طريقة كروماتوغرافيا السائل عالي الأداء لتقديرالاسبرين بعد تفاعل الاشتقاق ودراسة الحركية

High Performance Liquid Chromatography Method for Determination of Aspirin after Derivatization Reaction and Kinetic Study

Abstract
This study involves the quantification of Aspirin (Acetyl salicylic acid) using Reversed Phase High-Performance Liquid- Chromatography (RP-HPLC). A key element of this method was the synthesis and characterization of a novel Azo compound called (E)-2-acetoxy-5-((4-hydroxyphenyl) diazenyl) benzoic acid (AHPDBA). AHPDBA was synthesized through an Azo coupling reaction of Acetyl salicylic acid and a diazonium salt derived from 4-amino phenol. The resulting AHPDBA compound was subsequently characterized using UV-Visible spectroscopy, FT-IR spectroscopy, and gas chromatography-mass spectrometry (GC-MS).

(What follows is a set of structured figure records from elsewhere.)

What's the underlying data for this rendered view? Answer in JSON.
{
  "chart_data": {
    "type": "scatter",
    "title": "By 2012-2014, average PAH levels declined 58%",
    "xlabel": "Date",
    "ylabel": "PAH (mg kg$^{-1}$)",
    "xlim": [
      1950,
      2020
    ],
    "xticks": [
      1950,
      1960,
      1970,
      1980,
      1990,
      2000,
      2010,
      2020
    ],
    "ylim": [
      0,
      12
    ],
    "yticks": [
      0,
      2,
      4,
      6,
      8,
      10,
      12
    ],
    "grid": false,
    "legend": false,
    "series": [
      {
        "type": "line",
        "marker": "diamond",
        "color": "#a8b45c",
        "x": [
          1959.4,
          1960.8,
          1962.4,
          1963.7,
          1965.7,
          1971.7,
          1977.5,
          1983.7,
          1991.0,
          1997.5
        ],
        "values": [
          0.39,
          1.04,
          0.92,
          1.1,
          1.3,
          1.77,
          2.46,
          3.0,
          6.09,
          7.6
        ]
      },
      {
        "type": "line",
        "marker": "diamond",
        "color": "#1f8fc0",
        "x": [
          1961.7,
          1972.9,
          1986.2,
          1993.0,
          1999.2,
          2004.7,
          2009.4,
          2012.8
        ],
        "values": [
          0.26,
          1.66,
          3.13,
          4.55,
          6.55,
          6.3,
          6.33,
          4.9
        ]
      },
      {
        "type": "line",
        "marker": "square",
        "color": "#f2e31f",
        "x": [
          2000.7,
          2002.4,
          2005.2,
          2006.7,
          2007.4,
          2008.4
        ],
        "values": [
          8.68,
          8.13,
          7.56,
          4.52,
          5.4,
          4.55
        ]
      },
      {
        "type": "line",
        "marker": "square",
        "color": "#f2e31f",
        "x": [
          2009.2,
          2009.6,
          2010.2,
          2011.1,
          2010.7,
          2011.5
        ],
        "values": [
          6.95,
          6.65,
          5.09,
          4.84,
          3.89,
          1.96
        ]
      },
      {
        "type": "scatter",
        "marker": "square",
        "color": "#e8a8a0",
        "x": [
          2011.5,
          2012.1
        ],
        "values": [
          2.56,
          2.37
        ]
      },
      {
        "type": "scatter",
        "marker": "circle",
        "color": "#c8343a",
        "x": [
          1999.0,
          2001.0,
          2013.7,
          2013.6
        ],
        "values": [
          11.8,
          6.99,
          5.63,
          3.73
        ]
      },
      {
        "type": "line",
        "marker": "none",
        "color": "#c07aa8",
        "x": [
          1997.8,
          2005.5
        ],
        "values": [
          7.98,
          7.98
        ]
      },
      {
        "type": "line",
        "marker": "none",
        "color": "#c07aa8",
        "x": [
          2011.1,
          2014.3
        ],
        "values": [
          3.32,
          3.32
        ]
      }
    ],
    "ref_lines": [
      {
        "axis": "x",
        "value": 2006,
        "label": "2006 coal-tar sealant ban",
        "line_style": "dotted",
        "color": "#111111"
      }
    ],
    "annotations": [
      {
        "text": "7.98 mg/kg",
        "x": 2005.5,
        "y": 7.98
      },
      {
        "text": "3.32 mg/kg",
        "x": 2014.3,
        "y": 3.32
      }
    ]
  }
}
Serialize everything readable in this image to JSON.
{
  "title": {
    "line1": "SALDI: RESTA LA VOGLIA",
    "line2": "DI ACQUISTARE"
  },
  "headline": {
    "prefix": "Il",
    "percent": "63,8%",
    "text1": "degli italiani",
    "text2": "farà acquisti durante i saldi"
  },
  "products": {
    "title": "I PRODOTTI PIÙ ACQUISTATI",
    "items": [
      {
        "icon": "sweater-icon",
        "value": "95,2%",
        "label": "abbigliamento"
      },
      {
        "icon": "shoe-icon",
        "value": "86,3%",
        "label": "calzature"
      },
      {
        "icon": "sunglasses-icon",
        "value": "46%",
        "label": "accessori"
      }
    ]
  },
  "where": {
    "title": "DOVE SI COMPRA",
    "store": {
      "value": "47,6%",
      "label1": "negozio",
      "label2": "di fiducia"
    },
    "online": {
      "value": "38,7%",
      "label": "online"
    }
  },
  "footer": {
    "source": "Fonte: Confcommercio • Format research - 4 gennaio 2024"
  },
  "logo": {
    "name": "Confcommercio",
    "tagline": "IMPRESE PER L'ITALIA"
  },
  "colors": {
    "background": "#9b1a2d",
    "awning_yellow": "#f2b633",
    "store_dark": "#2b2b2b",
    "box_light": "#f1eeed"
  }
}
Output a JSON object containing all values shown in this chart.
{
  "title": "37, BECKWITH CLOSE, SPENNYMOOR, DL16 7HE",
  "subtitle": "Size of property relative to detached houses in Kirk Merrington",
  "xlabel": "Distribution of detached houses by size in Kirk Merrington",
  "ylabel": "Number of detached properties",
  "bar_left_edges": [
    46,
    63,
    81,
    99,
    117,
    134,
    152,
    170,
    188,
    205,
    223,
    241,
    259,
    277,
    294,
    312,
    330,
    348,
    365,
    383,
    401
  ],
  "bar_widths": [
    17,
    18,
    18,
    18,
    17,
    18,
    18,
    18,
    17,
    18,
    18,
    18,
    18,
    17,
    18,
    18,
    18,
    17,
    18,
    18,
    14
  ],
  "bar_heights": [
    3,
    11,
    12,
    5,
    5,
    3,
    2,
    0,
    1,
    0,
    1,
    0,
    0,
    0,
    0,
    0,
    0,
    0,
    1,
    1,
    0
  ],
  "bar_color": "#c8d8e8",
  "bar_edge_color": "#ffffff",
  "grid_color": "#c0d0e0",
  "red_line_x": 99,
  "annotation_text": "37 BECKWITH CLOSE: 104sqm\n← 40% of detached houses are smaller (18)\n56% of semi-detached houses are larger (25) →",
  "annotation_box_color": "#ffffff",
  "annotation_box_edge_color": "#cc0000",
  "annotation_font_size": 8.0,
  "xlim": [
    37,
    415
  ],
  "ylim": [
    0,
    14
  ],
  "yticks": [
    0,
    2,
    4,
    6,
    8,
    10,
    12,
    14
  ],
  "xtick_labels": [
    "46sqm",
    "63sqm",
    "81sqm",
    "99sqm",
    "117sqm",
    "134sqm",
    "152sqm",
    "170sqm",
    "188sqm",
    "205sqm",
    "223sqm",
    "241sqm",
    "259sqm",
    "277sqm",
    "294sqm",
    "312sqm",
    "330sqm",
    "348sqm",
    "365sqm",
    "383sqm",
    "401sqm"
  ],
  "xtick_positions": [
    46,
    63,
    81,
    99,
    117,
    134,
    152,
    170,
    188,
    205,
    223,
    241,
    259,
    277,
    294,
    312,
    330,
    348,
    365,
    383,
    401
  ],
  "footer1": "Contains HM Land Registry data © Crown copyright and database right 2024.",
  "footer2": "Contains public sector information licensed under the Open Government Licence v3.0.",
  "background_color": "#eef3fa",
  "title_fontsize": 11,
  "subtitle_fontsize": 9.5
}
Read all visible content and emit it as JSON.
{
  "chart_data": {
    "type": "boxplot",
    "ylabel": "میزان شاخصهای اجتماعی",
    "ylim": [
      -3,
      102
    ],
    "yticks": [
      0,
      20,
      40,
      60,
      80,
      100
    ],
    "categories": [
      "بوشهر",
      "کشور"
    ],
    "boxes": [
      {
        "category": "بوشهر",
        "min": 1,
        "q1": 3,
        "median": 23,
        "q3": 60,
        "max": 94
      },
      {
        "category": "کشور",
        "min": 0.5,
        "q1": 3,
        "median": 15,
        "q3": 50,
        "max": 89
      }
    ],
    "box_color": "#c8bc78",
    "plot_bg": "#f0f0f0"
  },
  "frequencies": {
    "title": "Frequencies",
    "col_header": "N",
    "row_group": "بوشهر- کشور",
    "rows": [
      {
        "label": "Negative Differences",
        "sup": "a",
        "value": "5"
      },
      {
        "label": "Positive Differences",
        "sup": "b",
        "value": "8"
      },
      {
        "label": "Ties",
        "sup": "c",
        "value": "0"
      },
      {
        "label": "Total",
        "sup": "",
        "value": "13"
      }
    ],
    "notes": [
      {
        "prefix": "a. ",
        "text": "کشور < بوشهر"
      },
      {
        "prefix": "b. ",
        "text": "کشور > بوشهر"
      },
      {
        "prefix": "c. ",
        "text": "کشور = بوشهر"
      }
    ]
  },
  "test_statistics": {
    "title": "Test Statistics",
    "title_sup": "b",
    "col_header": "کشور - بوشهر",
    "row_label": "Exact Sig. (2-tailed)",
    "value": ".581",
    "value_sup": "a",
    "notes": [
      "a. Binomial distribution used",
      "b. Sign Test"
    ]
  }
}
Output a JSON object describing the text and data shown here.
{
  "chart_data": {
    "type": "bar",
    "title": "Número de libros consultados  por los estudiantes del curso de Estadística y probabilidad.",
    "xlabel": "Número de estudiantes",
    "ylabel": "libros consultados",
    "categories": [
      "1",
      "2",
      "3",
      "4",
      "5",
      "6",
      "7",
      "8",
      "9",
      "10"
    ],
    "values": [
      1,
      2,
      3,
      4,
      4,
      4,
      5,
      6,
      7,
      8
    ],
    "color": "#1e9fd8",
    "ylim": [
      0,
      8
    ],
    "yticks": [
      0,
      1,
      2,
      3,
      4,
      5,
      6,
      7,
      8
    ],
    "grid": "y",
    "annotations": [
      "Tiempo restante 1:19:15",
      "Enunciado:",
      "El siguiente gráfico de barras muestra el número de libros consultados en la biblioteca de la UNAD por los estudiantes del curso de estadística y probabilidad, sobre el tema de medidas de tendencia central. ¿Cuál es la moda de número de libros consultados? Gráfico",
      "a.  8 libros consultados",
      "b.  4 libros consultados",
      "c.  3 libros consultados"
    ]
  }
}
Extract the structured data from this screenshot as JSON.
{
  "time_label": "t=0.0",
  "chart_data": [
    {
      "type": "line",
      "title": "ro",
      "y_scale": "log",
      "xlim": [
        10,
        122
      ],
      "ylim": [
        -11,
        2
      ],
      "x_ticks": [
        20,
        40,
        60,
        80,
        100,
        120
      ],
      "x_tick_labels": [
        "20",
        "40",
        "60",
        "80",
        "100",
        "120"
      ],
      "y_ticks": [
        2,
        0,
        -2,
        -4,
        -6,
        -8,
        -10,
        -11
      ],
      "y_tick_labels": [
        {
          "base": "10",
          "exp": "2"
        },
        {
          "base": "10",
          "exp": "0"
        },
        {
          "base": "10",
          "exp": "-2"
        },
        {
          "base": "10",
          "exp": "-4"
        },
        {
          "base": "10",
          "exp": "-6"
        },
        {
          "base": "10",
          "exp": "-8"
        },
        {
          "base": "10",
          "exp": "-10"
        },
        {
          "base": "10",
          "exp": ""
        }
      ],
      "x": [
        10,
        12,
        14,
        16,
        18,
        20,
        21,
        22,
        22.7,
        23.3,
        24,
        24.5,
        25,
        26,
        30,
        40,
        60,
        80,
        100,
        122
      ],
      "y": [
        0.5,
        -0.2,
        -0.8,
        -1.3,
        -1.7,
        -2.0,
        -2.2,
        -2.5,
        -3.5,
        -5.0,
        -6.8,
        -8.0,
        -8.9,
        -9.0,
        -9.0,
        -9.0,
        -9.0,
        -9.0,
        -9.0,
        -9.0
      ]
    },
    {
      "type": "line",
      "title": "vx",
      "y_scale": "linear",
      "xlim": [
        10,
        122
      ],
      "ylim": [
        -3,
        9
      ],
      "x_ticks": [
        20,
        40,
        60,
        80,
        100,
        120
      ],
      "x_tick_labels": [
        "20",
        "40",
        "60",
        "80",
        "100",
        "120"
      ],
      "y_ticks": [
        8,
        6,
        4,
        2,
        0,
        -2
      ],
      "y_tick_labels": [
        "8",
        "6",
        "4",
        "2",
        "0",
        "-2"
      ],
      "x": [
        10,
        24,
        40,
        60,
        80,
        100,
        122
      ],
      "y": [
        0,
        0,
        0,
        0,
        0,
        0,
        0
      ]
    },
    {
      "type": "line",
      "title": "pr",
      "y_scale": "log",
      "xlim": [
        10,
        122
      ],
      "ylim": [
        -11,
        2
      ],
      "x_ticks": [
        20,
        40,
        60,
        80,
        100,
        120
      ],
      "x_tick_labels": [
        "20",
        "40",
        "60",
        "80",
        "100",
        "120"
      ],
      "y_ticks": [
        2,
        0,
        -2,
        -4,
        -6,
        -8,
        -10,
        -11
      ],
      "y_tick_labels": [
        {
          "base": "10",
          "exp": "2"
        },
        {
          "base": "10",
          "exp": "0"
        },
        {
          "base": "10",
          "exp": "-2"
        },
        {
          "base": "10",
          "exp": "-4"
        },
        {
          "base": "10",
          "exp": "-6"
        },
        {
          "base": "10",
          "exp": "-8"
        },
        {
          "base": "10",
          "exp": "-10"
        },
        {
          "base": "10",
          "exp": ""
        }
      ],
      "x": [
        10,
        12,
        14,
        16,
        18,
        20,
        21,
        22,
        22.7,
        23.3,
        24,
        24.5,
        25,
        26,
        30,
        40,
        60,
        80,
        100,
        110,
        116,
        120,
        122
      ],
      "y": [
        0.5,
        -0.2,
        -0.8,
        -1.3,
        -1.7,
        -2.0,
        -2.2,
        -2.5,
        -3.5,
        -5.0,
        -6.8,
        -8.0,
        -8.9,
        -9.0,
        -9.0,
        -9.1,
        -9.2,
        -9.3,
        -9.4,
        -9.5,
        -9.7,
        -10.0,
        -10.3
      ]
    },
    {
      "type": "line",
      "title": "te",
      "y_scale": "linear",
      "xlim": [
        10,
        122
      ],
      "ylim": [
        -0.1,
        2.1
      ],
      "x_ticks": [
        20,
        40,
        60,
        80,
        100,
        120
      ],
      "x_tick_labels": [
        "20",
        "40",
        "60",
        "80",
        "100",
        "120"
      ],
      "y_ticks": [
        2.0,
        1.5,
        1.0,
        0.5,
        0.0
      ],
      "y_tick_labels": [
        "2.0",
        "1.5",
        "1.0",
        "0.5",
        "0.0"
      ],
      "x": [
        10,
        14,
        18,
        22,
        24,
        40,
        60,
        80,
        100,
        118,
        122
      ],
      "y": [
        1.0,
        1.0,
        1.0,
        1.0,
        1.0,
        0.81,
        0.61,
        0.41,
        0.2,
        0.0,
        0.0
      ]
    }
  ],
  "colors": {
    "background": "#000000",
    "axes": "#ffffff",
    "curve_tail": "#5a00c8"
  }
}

Reversed-phase high-performance liquid chromatography (RP-HPLC) was employed for method optimization. The effects of mobile phase composition, pH, buffer, flow rate, injection volume, and temperature were carefully studied. Aspirin Calibration curve was created using concentrations ranging from (1 – 100 µg.mL-1). By using RP-HPLC the kinetic study of the alkaline and oxidative degradation process of AHPDBA, the order rate constants, half-lives, and activation energies were calculated. Method validation of the proposed method included the determination of Linearity coefficient, precision, accuracy, Limit of Detection (LOD), and Limit of Quantification (LOQ). The method exhibited good linearity with the (1-100 µg.mL-1) concentration ranges, with a correlation coefficient (r2) of 0.9999. Excellent precision and accuracy were demonstrated with Relative Standard Deviation (RSD %) values below 0.291 % and recoveries ranging from 99.871-100.532 %. The LOD was 0.930µg.mL-1, and the LOQ was 2.820µg.mL-1. This study demonstrated that the proposed method was applied successfully for quantification of Aspirin in a pharmaceutical preparation.